“Há de tomar (...) uma só matéria, há de defini-la
(...), há de dividi-la (...), há de prová-la (...), há de declará-la com a
razão, há de confirmá-la com o exemplo, há de amplificá-la com as causas, com
os efeitos (...), há de impugnar e refutar (...) os argumentos contrários. (...)
e o que não é isto é falar de mais alto.” (Padre Antônio Vieira, mencionado por Ulisses
Infante em Curso de Literatura de Língua
Portuguesa.)
Pastores
evangélicos contam com um poderoso instrumento de persuasão e controle: a
palavra falada, que é muito diferente da palavra escrita. Esta não conta nem com as inflexões de voz,
nem com os gritos, nem com os gestos corporais.

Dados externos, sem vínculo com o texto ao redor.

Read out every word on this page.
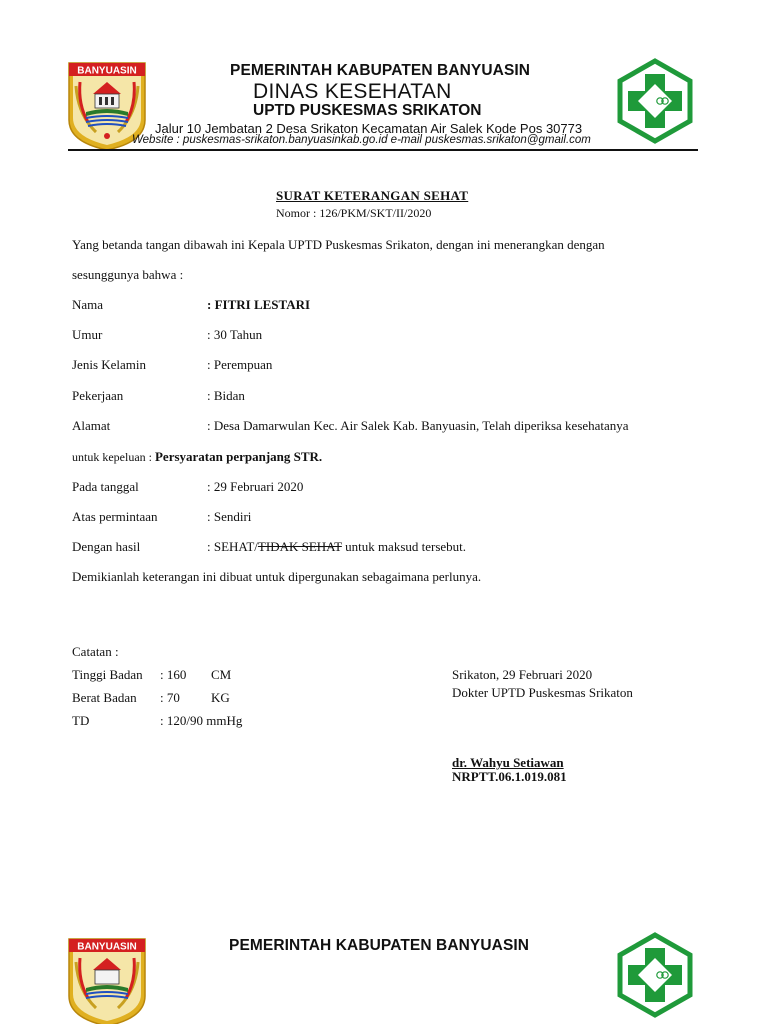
BANYUASIN	PEMERINTAH KABUPATEN BANYUASIN
DINAS KESEHATAN
UPTD PUSKESMAS SRIKATON
Jalur 10 Jembatan 2 Desa Srikaton Kecamatan Air Salek Kode Pos 30773
Website : puskesmas-srikaton.banyuasinkab.go.id e-mail puskesmas.srikaton@gmail.com
SURAT KETERANGAN SEHAT
Nomor : 126/PKM/SKT/II/2020
Yang betanda tangan dibawah ini Kepala UPTD Puskesmas Srikaton, dengan ini menerangkan dengan
sesunggunya bahwa :
Nama	: FITRI LESTARI
Umur	: 30 Tahun
Jenis Kelamin	: Perempuan
Pekerjaan	: Bidan
Alamat	: Desa Damarwulan Kec. Air Salek Kab. Banyuasin, Telah diperiksa kesehatanya
untuk kepeluan : Persyaratan perpanjang STR.
Pada tanggal	: 29 Februari 2020
Atas permintaan	: Sendiri
Dengan hasil	: SEHAT/TIDAK SEHAT untuk maksud tersebut.
Demikianlah keterangan ini dibuat untuk dipergunakan sebagaimana perlunya.
Catatan :
Tinggi Badan : 160 CM
Berat Badan : 70 KG
TD	: 120/90 mmHg
Srikaton, 29 Februari 2020
Dokter UPTD Puskesmas Srikaton
dr. Wahyu Setiawan
NRPTT.06.1.019.081
BANYUASIN	PEMERINTAH KABUPATEN BANYUASIN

Essas linguagens não-verbais são poderosos instrumentos que auxiliam o
discurso falado e, portanto, o ofício de dominar rebanhos de espíritos pobres,
doentes, iletrados e pouco críticos que vão à igreja.
Como
muitos dos pastores são iletrados, é natural que usem a oratória, e não a
retórica escrita. Contudo, mesmo se
fossem mais cultos, não se atreveriam a depositar suas chances de ascensão e
dominação apenas nos discursos redigidos: a plebe rude que manipulam não lê, e,
para eles, isso é muito vantajoso, pois que podem recorrer à retumbância, ao
impacto da entonação e do grito (que continuariam a ser as suas ferramentas
preferidas mesmo se os manipulados fossem leitores; a prova disso é Hitler, que
não dependeu do seu livro, Minha Luta,
para dominar a Alemanha: dependeu da oratória hipnótica). Independentemente do grau de letramento do
pastor, para ele é indispensável a oratória inflamada.
Um
exemplo: Se eu escrevo: “Conseguimos um crescimento de apenas 1%, enquanto os
outros países conseguiram um de 30%”, há informação pura e simples: não comove
(com exceção de casos de pessoas que dependam de um crescimento muito acima de
1% para evitar um ataque do coração, por exemplo) nem influencia a opinião do
leitor de forma muito explícita. Mas se
eu falo: “Conseguimos um crescimento de apenas [aqui a voz fica baixa e fina; o rosto se contorce] 1%, enquanto os
outros países conseguiram um de [aqui o
falante aumenta o tom da voz sem deixar de erguer as sobrancelhas] 30”. Essa técnica os pastores conhecem, e
levaram-na ao extremo. O 30 fica destacado, o ouvinte perde a
capacidade de pensar na diferença entre porcentagens e números reais e se deixa
levar pelo sentimento que cega.
Não
é de surpreender que prefiram os sacerdotes protestantes a oratória à redação:
herdaram dos judeus o hábito de valorizar a audição para “ouvir a voz de Deus”,
ao passo que a visão, sentido que, segundo leio, era mais valorizado pelos
gregos, ficou em segundo plano. Mas é
pela audição que vem a cegueira.
Conclamo
que todos os professores de língua se rebelem contra a manipulação dos
pastores. É fundamental que esclareçamos
os espíritos para que não sejam possuídos pelas ideias danosas das igrejas. Para isso, é fundamental uma educação
linguística de qualidade, uma educação que contemple a prática de bem falar e a
de bem escrever aliadas à dialética e à dialógica: só elas podem evitar que
inocentes caiam nas armadilhas de quem só convence por falar mais alto.
(Márcio Alessandro de Oliveira,
professor de Literatura, Português e Redação.